The Society of Composers, Authors and Music Publishers of Canada (SOCAN) saw collections rebound 6.4% to 416 million Canadian dollars ($325.5 million) from the prior year’s total of 391 million Canadian dollars ($305.9 million), despite the pandemic’s lingering economic impact in 2021.
The SOCAN revenue collection total breaks out to $310 million Canadian ($242.55 million) in domestic receipts and 105 million Canadian dollars ($82.94 million) from foreign receipts. Domestically, that represents a 6.5% increase from 2020’s 291 million Canadian dollars ($227.64 million), while it’s a 6% increase over the 100 million Canadian dollars ($78.2 million) the society took in from foreign territories that year.
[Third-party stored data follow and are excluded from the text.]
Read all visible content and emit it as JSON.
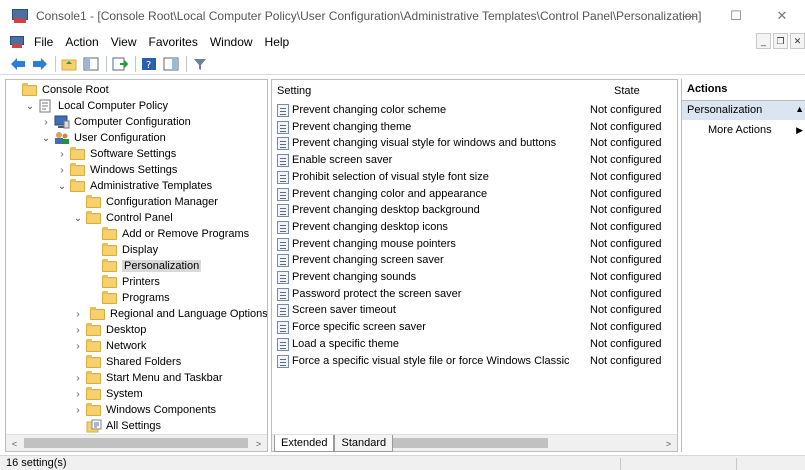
{
  "window": {
    "title": "Console1 - [Console Root\\Local Computer Policy\\User Configuration\\Administrative Templates\\Control Panel\\Personalization]",
    "minimize": "—",
    "maximize": "☐",
    "close": "✕"
  },
  "menu": {
    "items": [
      "File",
      "Action",
      "View",
      "Favorites",
      "Window",
      "Help"
    ],
    "mdi_minimize": "_",
    "mdi_restore": "❐",
    "mdi_close": "✕"
  },
  "tree": {
    "items": [
      {
        "label": "Console Root",
        "icon": "folder-icon"
      },
      {
        "label": "Local Computer Policy",
        "icon": "policy-icon"
      },
      {
        "label": "Computer Configuration",
        "icon": "computer-icon"
      },
      {
        "label": "User Configuration",
        "icon": "users-icon"
      },
      {
        "label": "Software Settings",
        "icon": "folder-icon"
      },
      {
        "label": "Windows Settings",
        "icon": "folder-icon"
      },
      {
        "label": "Administrative Templates",
        "icon": "folder-icon"
      },
      {
        "label": "Configuration Manager",
        "icon": "folder-icon"
      },
      {
        "label": "Control Panel",
        "icon": "folder-icon"
      },
      {
        "label": "Add or Remove Programs",
        "icon": "folder-icon"
      },
      {
        "label": "Display",
        "icon": "folder-icon"
      },
      {
        "label": "Personalization",
        "icon": "folder-icon"
      },
      {
        "label": "Printers",
        "icon": "folder-icon"
      },
      {
        "label": "Programs",
        "icon": "folder-icon"
      },
      {
        "label": "Regional and Language Options",
        "icon": "folder-icon"
      },
      {
        "label": "Desktop",
        "icon": "folder-icon"
      },
      {
        "label": "Network",
        "icon": "folder-icon"
      },
      {
        "label": "Shared Folders",
        "icon": "folder-icon"
      },
      {
        "label": "Start Menu and Taskbar",
        "icon": "folder-icon"
      },
      {
        "label": "System",
        "icon": "folder-icon"
      },
      {
        "label": "Windows Components",
        "icon": "folder-icon"
      },
      {
        "label": "All Settings",
        "icon": "all-settings-icon"
      }
    ]
  },
  "list": {
    "header_setting": "Setting",
    "header_state": "State",
    "rows": [
      {
        "name": "Prevent changing color scheme",
        "state": "Not configured"
      },
      {
        "name": "Prevent changing theme",
        "state": "Not configured"
      },
      {
        "name": "Prevent changing visual style for windows and buttons",
        "state": "Not configured"
      },
      {
        "name": "Enable screen saver",
        "state": "Not configured"
      },
      {
        "name": "Prohibit selection of visual style font size",
        "state": "Not configured"
      },
      {
        "name": "Prevent changing color and appearance",
        "state": "Not configured"
      },
      {
        "name": "Prevent changing desktop background",
        "state": "Not configured"
      },
      {
        "name": "Prevent changing desktop icons",
        "state": "Not configured"
      },
      {
        "name": "Prevent changing mouse pointers",
        "state": "Not configured"
      },
      {
        "name": "Prevent changing screen saver",
        "state": "Not configured"
      },
      {
        "name": "Prevent changing sounds",
        "state": "Not configured"
      },
      {
        "name": "Password protect the screen saver",
        "state": "Not configured"
      },
      {
        "name": "Screen saver timeout",
        "state": "Not configured"
      },
      {
        "name": "Force specific screen saver",
        "state": "Not configured"
      },
      {
        "name": "Load a specific theme",
        "state": "Not configured"
      },
      {
        "name": "Force a specific visual style file or force Windows Classic",
        "state": "Not configured"
      }
    ]
  },
  "tabs": [
    "Extended",
    "Standard"
  ],
  "actions": {
    "title": "Actions",
    "section": "Personalization",
    "more": "More Actions"
  },
  "status": "16 setting(s)",
  "colors": {
    "accent": "#dbe4f1",
    "selected": "#d9d9d9",
    "folder": "#f6d06e"
  }
}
“Given the challenges of the pandemic, at the end of 2020 we prepared for a financially austere 2021,” said SOCAN CEO Jennifer Brown. “Thanks to a combination of more music being consumed in Canada and worldwide and the diligence and commitment of our nearly 280 employees working tirelessly to uncover and collect domestic and international music licenses, we were able to bring in more than ever for our nearly 180,000 members for their incredible and invaluable work.”
Although SOCAN didn’t yet reveal how much it distributed in 2021, a more complete report on the organization’s financials is expected in June. Without yet giving specifics, SOCAN noted that synchronization was up 37% in 2021 over 2020.
The organization’s overall revenue increase for 2021 was driven by a whopping 29.8% growth in digital collections to 135 million Canadian dollars ($105.63 million) from the prior year’s total of 104 million Canadian dollars ($81.4 million).
Despite that growth, the society appeared to express disappointment in payments from digital services. “Despite the continuing positive growth in digital music licensing and the popularity of online streaming services, a SOCAN writer member who earned royalties in 2021 earned an average of only $67.14 Canadian ($52.53) from domestic digital sources for the entire year,” the SOCAN financial result announcement stated.
During the year, SOCAN added another 6,000 members and now counts membership at 180,000.
Looking ahead, the organization said it’s “cautiously optimistic for 2022 for the return of in-person events and concerts as Canada and the rest of the world emerge from the two-year COVID-19 crisis.”
SOCAN also said it’s looking forward to the “prospect of the passage of the federal government’s Online Streaming Act to help safeguard the future of Canadian music all bode well for a continuation of positive results for Canada’s music creators, publishers, and visual artists.”